Our holiday heroes and heroines, however, more often than not find themselves in some very dark territory indeed, all those festive settings notwithstanding. Unsettling themes stretch from the mundane to the cataclysmic, ranging from greedy kids to full-scale domestic meltdown. Look at Richard Curtis's Love Actually or Billy Wilder's The Apartment, for example. Merry Christmas indeed!
Here are three holiday films, all focused on dysfunctional families, all based on stage plays, all witty and memorable:
There's The Man Who Came to Dinner, an inspired bit of mayhem showcasing Monty Woolley at his nasty best as an egotistical radio star who commandeers an entire household in the service of his holiday broadcast. By the time his mission is complete, he's fomented filial rebellion, unleashed Jimmy Durante on an unsuspecting womankind, and even created his own March of the Penguins -- and in Ohio, no less. Family values take it on the chin, and so do more than a few other ideals.
The film is based on a stage work by Moss Hart and George S. Kaufman, but the screenwriters were the legendary twins Philip and Julius Epstein, two heaven-sent talents who aided and abetted much Hollywood magic back in the day.
The perfect supporting cast includes Billie Burke, Mary Wickes, and Bette Davis, the latter in a real departure from her typical role as martyr or man-eater.

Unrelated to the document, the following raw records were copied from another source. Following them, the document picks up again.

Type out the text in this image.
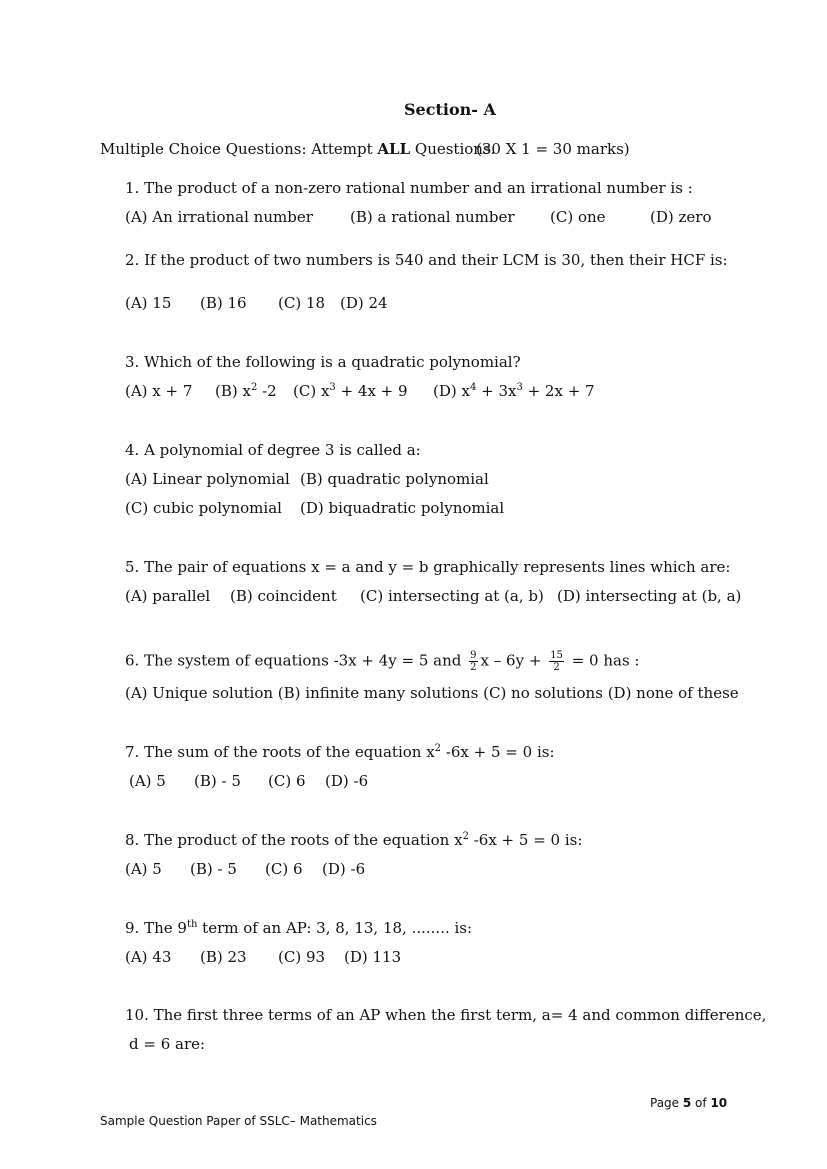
Section- A
Multiple Choice Questions: Attempt ALL Questions.
(30 X 1 = 30 marks)
1. The product of a non-zero rational number and an irrational number is :
(A) An irrational number (B) a rational number (C) one	(D) zero
2. If the product of two numbers is 540 and their LCM is 30, then their HCF is:
(A) 15 (B) 16 (C) 18 (D) 24
3. Which of the following is a quadratic polynomial?
(A) x + 7 (B) $x^2$ -2 (C) $x^3 + 4x + 9$ (D) $x^4 + 3x^3 + 2x + 7$
4. A polynomial of degree 3 is called a:
(A) Linear polynomial (B) quadratic polynomial
(C) cubic polynomial (D) biquadratic polynomial
5. The pair of equations x = a and y = b graphically represents lines which are:
(A) parallel (B) coincident (C) intersecting at (a, b) (D) intersecting at (b, a)
6. The system of equations -3x + 4y = 5 and $\frac{9}{2}$ $x - 6y + \frac{15}{2} = 0$ has :
(A) Unique solution (B) infinite many solutions (C) no solutions (D) none of these
7. The sum of the roots of the equation $x^2$ -6x + 5 = 0 is:
(A) 5 (B) - 5 (C) 6 (D) -6
8. The product of the roots of the equation $x^2$ -6x + 5 = 0 is:
(A) 5 (B) - 5 (C) 6 (D) -6
9. The 9th term of an AP: 3, 8, 13, 18, ........ is:
(A) 43 (B) 23 (C) 93 (D) 113
10. The first three terms of an AP when the first term, a= 4 and common difference,
d = 6 are:
Page 5 of 10
Sample Question Paper of SSLC– Mathematics
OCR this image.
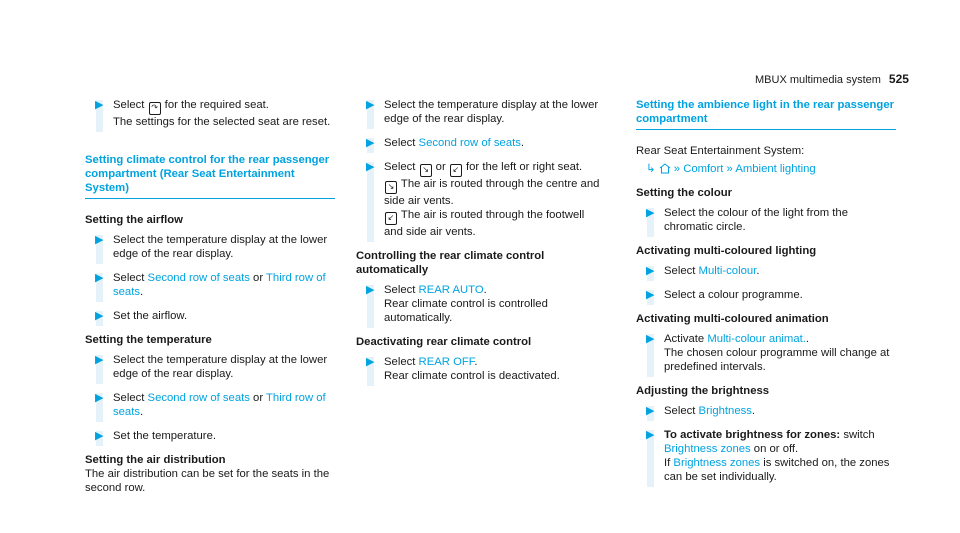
MBUX multimedia system 525
▶ Select ↷ for the required seat.
The settings for the selected seat are reset.
Setting climate control for the rear passenger compartment (Rear Seat Entertainment System)
Setting the airflow
▶ Select the temperature display at the lower edge of the rear display.
▶ Select Second row of seats or Third row of seats.
▶ Set the airflow.
Setting the temperature
▶ Select the temperature display at the lower edge of the rear display.
▶ Select Second row of seats or Third row of seats.
▶ Set the temperature.
Setting the air distribution
The air distribution can be set for the seats in the second row.
▶ Select the temperature display at the lower edge of the rear display.
▶ Select Second row of seats.
▶ Select ↘ or ↙ for the left or right seat.
↘ The air is routed through the centre and side air vents.
↙ The air is routed through the footwell and side air vents.
Controlling the rear climate control automatically
▶ Select REAR AUTO.
Rear climate control is controlled automatically.
Deactivating rear climate control
▶ Select REAR OFF.
Rear climate control is deactivated.
Setting the ambience light in the rear passenger compartment
Rear Seat Entertainment System:
↳ » Comfort » Ambient lighting
Setting the colour
▶ Select the colour of the light from the chromatic circle.
Activating multi-coloured lighting
▶ Select Multi-colour.
▶ Select a colour programme.
Activating multi-coloured animation
▶ Activate Multi-colour animat..
The chosen colour programme will change at predefined intervals.
Adjusting the brightness
▶ Select Brightness.
▶ To activate brightness for zones: switch
Brightness zones on or off.
If Brightness zones is switched on, the zones can be set individually.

Then there's The Lion in Winter, which provides a nice degree of perspective for anyone nervous about awkward discussions or icy silence at the holiday dinner table. This talky and eminently quotable film, which has provided my sister-in-law ample reason to hone that Katharine Hepburn imitation over the years, imagines one nightmarish but extremely entertaining Christmas with Eleanor of Aquitaine, Henry II, their sons, and current and erstwhile lovers and hangers-on. The themes were jaw-droppingly shocking when I saw it back at university, though now they'd barely cause a ripple in our more jaded society. Still, it's good, nasty fun for anyone who regards the holidays as an obstacle course, not a chance to nestle in the bosom of the family.
Hepburn, as the influential and indomitable Eleanor, has a more than worthy sparring partner in Peter O'Toole, who brings considerable masculine power to the role of a king who is both cunning and vulnerable.
Oh, and a complete unknown was cast in the pivotal role of their eldest son, Richard the Lionhearted: Anthony Hopkins, fresh from the British stage.
And speaking of family, don't miss the unsung classic Holiday, yet another of those divine Cary Grant-Katharine Hepburn pairings from the golden age of Hollywood. Here Grant is a self-made man who finds himself engaged to an heiress. In the midst of the holiday social whirl with his future in-laws, however, he discovers he's just entered a gilded cage of rigid expectations and family conformity. Will he embrace the confinement or stage a revolution? Stay tuned.
The supporting cast includes Lew Ayres, a real scene-stealer as Hepburn's perpetually pickled brother, and Edward Everett Horton, whom baby boomers will remember as the narrator of "Fractured Fairy Tales" on the old Rocky and Bullwinkle show.
Merry Christmas, a joyous Hanukkah, happy Kwanzaa. And for 2007, let's take our motto from Jack Lemmon's neighbor in The Apartment: Be a mensch.